What Museums Can Learn From Hotel Chains
I started off this morning reading Debbie Morrison’s excellent post The End of ‘School’ as Usual . . . on her blog online learning insights. The first sentence of her post brought to mind some points I have been thinking about lately. She wrote “Applying business principles to academia at one time was taboo. Mentioning terms such as return on investment (ROI), customer focus,target market, would be met with blank looks – the deer-in-the-headlights syndrome.” This got me to thinking about another interesting discussion of late by Suse Cairns at the Museum Geek blog who posted Are We Engaged Yet . . . that takes up the real nuts and bolts behind the concept of what it means to “engage” in our cultural heritage institutions.
As a museum junkie, I reflected how over the past year or so in traveling across North America, I visited about 100 different cultural heritage venues, mostly museums. In those travels, I stayed in hotels on perhaps 50 evenings. As a result of those hotel stays, I received follow-up email surveys asking me to rate my experience or join a frequent user club. However, I don’t recollect ever receiving a follow-up email from a museum asking me to rate my experience or asking for feedback. I don’t recollect seeing a visitor comment card inside a museum in the past year, but I know they exist. I am certain some museums do ask for feedback like the hotel chains. However, that I did not experience a museum request in the past year likely reflects more the norm.

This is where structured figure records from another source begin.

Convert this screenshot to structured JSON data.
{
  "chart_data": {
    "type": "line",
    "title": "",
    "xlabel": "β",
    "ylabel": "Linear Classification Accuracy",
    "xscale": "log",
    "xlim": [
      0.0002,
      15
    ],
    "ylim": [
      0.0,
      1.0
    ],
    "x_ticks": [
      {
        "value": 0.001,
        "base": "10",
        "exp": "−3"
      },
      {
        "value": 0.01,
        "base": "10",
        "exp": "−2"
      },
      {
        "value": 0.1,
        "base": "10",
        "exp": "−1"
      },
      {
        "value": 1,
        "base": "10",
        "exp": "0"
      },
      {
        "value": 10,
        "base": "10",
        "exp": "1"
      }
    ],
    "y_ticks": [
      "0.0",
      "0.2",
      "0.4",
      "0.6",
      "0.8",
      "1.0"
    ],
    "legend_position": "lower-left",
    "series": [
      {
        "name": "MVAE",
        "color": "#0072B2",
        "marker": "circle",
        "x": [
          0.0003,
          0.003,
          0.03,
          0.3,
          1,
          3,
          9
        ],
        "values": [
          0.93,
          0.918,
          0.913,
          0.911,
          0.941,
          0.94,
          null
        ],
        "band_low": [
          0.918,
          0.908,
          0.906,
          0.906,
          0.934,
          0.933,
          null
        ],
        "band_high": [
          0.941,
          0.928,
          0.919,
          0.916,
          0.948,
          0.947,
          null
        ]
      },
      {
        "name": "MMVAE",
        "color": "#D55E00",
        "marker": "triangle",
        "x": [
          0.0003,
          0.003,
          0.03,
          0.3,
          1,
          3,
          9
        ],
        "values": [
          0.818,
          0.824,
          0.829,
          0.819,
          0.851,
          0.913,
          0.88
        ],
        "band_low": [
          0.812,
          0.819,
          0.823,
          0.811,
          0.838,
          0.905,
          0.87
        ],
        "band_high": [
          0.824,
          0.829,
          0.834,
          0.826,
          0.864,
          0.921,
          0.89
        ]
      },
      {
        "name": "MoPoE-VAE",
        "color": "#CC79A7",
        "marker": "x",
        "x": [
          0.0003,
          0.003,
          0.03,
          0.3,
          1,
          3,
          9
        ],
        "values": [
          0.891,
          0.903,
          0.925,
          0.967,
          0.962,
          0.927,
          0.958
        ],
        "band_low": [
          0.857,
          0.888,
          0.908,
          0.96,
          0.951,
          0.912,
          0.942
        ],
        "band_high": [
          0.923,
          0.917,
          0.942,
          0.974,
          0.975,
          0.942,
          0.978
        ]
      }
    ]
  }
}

Having written the above, I do not want to suggest that cultural heritage specialists are not interested in what the public wants or needs from the publicly funded institutions. We discuss this issue a lot. I do think we need to take a different approach toward acquiring that information. Consider the following examples:
- Each fall for the past two years at the C.H. Nash Museum, in our weekly meetings with regular staff and graduate assistants from the University of Memphis, we discuss one chapter from Stephanie Weaver’s Creating Great Visitor Experiences. I really like the way this book with it’s 5-page or so chapters and lots of questions/exercises covers a broad range of topics such as finding your niche as an institution, signage, service, and more – lots of good things to think about. One of my favorite exercises is a simple SWOT type analysis of listing 10 institutional strengths and weaknesses that the museum has some control over. Last year, we took a new approach to this listing activity. Instead of just checking the task off as a weekly book chapter done, we returned in the following weeks to consider how the strengths and weaknesses were addressed by our mission, vision and strategic plan. We decided to return to the list regularly to see how we were doing. Were we living into our strengths? Were we addressing our weaknesses? But in thinking about two blog posts above, I realize we also need to consider what our visitors think are our greatest strengths and weaknesses. We will take up that challenge this fall.
- Flowing from the above, as a staff, we spend a good bit of time discussing visitor wants and needs as they relate to our mission. To that end, in 2011 we conducted an electronic survey of the nearly 2000 subscribers to our monthly e-newsletter, Chucalissa Anoachi. Despite our staff discussions, the survey revealed several key points that we had never considered. First, 60% of the survey respondents wanted the Museum to develop more programming and activities in our 40 acres of exterior space consisting of prehistoric earthworks and wooded areas. Second, by the same percentage, respondents wanted us to deliver more of our Museum content online. Third, 40% of our respondents wanted to have volunteer opportunities they could do from their homes or online. All three of these responses fall well within our institutional mission and are very doable. However, none of the areas received priority attention until after we actually asked and heard directly from our visitors.
- Our Museum is in dire need of updating and revising our 20 – 30-year-old main hall exhibits. Over the past few years, we worked on a few exhibits as skills and resources were available. However, we also knew that we needed to stand back and take a look at the total picture of the main hall project. Based on the success of our e-newsletter survey, as a next step in the upgrade project, we carried out a series of focus groups and interviews with a broad range of our Museum’s constituencies and stakeholders. We were pleasantly surprised at the results. Over the next five years, as we work through the upgrade process, we will have greater confidence in meshing visitor needs and wants with our mission.
There are at least two different approaches to engage the visitor. We can start from our mission and try to sell our vision to the public. Alternatively, we can first seek out the public vision and mesh that vision with our mission. As educators, museum professionals, and cultural heritage specialists, we need to abandon the mindset that “if we build it, they will come” if what we build is not relevant to the needs and wants of the public that we serve.
How do you make your institution relevant to the visitors you serve?